Solana continues to prove the power of utility-driven projects over hyped ones.

Its tokenized real-world assets (RWAs) have soared to a record $671 million, setting a new all-time high and cementing Solana’s status as a hot blockchain.

The BlackRock effect

The milestone comes after $150 million in new capital poured into Solana via BlackRock’s BUILD fund.

That confirms robust interest from institutional players.

Such breakthroughs indicate a key shift, with Solana’s low fees and speed now attracting massive on-chain transfers.

Indeed, BlackRock’s fund has ignited Solana’s RWA marketplace, as anticipated.

BUILD focuses on tokenizing traditional assets and money market funds.

Thus, the massive injection into the SOL network signals is a significant vote of confidence.

Besides boosting numbers, institutional inflows bring attention, credibility, and liquidity.

These factors are crucial for any project’s growth.

Solana’s ecosystem heats up

It is not only the project’s dollar value that’s soaring. Solana has exhibited a healthy ecosystem lately.

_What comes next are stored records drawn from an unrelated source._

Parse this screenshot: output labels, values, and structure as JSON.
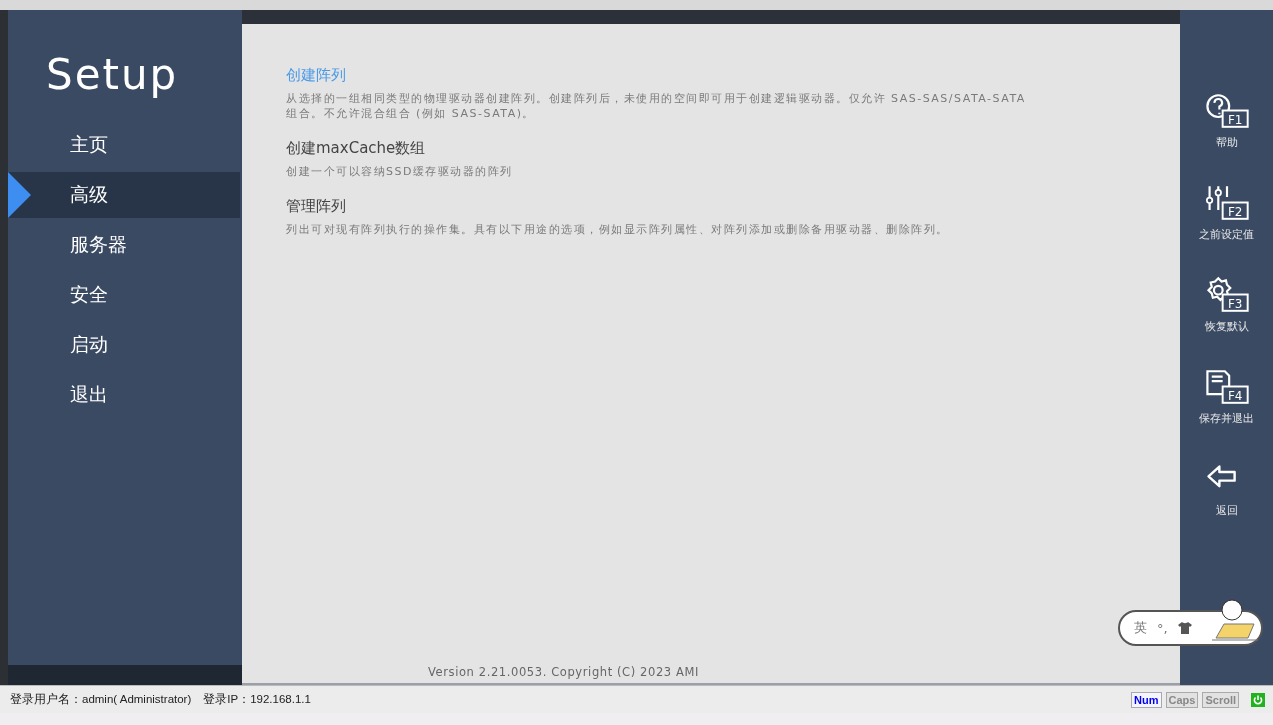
{
  "sidebar": {
    "title": "Setup",
    "items": [
      {
        "label": "主页",
        "selected": false
      },
      {
        "label": "高级",
        "selected": true
      },
      {
        "label": "服务器",
        "selected": false
      },
      {
        "label": "安全",
        "selected": false
      },
      {
        "label": "启动",
        "selected": false
      },
      {
        "label": "退出",
        "selected": false
      }
    ]
  },
  "options": [
    {
      "title": "创建阵列",
      "selected": true,
      "description": "从选择的一组相同类型的物理驱动器创建阵列。创建阵列后，未使用的空间即可用于创建逻辑驱动器。仅允许 SAS-SAS/SATA-SATA 组合。不允许混合组合 (例如 SAS-SATA)。"
    },
    {
      "title": "创建maxCache数组",
      "selected": false,
      "description": "创建一个可以容纳SSD缓存驱动器的阵列"
    },
    {
      "title": "管理阵列",
      "selected": false,
      "description": "列出可对现有阵列执行的操作集。具有以下用途的选项，例如显示阵列属性、对阵列添加或删除备用驱动器、删除阵列。"
    }
  ],
  "version": "Version 2.21.0053. Copyright (C) 2023 AMI",
  "hotkeys": [
    {
      "kind": "help",
      "key": "F1",
      "label": "帮助"
    },
    {
      "kind": "previous",
      "key": "F2",
      "label": "之前设定值"
    },
    {
      "kind": "defaults",
      "key": "F3",
      "label": "恢复默认"
    },
    {
      "kind": "save",
      "key": "F4",
      "label": "保存并退出"
    },
    {
      "kind": "back",
      "label": "返回"
    }
  ],
  "ime": {
    "mode": "英",
    "punctuation": "°,"
  },
  "status_bar": {
    "user": "登录用户名：admin( Administrator)",
    "ip": "登录IP：192.168.1.1",
    "indicators": [
      {
        "label": "Num",
        "on": true
      },
      {
        "label": "Caps",
        "on": false
      },
      {
        "label": "Scroll",
        "on": false
      }
    ]
  }
}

Its RWA transfer volume increased by roughly 23% to $12.19 billion in the past month.

Moreover, RWA holders jumped 17% to 77,982 wallets.

That confirms new participants joining the network as institutional players lead the charge.

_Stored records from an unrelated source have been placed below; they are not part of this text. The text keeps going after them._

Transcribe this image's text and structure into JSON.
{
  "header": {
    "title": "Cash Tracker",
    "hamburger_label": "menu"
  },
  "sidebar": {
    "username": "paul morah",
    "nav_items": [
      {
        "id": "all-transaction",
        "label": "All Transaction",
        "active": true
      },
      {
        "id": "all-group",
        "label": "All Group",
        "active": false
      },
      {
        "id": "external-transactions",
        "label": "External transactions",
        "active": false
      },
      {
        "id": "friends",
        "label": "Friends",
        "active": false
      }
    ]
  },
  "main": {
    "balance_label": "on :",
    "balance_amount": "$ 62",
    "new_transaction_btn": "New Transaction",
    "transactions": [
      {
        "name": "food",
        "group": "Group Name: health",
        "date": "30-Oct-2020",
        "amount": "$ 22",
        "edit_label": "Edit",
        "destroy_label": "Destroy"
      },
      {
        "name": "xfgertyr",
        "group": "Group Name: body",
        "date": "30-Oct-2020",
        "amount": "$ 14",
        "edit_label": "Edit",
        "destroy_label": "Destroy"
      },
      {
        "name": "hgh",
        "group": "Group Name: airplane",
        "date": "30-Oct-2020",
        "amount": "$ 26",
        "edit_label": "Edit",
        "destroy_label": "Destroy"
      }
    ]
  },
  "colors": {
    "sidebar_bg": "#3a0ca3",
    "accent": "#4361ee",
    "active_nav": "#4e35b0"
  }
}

Also, stablecoin transfer volume surged 26.23% in the last 30 days to $318.99 billion.

The $12.37 billion stablecoin market cap and 11.43 million holders affirm Solana’s position as a go-to platform for on-chain settlement.

Growing grassroots activity amid increasing institutional inflows indicates a healthy ecosystem flourishing on all fronts.

Solana sees activity from day-to-day users and wealthy financial institutions.

Solana’s institutional activity

The RWA breakthrough comes as institutional investors continue to transform Solana’s long-term narrative.

Galaxy Digital-linked Forward Industries holds SOL worth approximately $1.63 billion.

Also, Pantera Capital has invested over $1 billion, signaling trust in Solana’s long-term potential.

Moreover, Helius Capital added over 760K SOL tokens to its treasury, with plans to scale using a significant $335 million cash reserve.

SOL price outlook

Solana’s native token performed well in the past few sessions, rallying to $250 monthly highs.

However, the upside steam weakened, and bears seem to control the short-term trajectory.

SOL is trading at $214 after losing 8% and 2% the past week and day.

The altcoin’s underperformance is likely anticipated as prices cool down after the latest rally from around $150 in early August.

Also, the downward trajectory coincides with broader market dips.

Analysts remain bullish on Solana, citing bullish fundamental and technical factors.

The digital asset is holding the key support zone at $210.

Validating it could catalyze short-term gains toward the $250 target.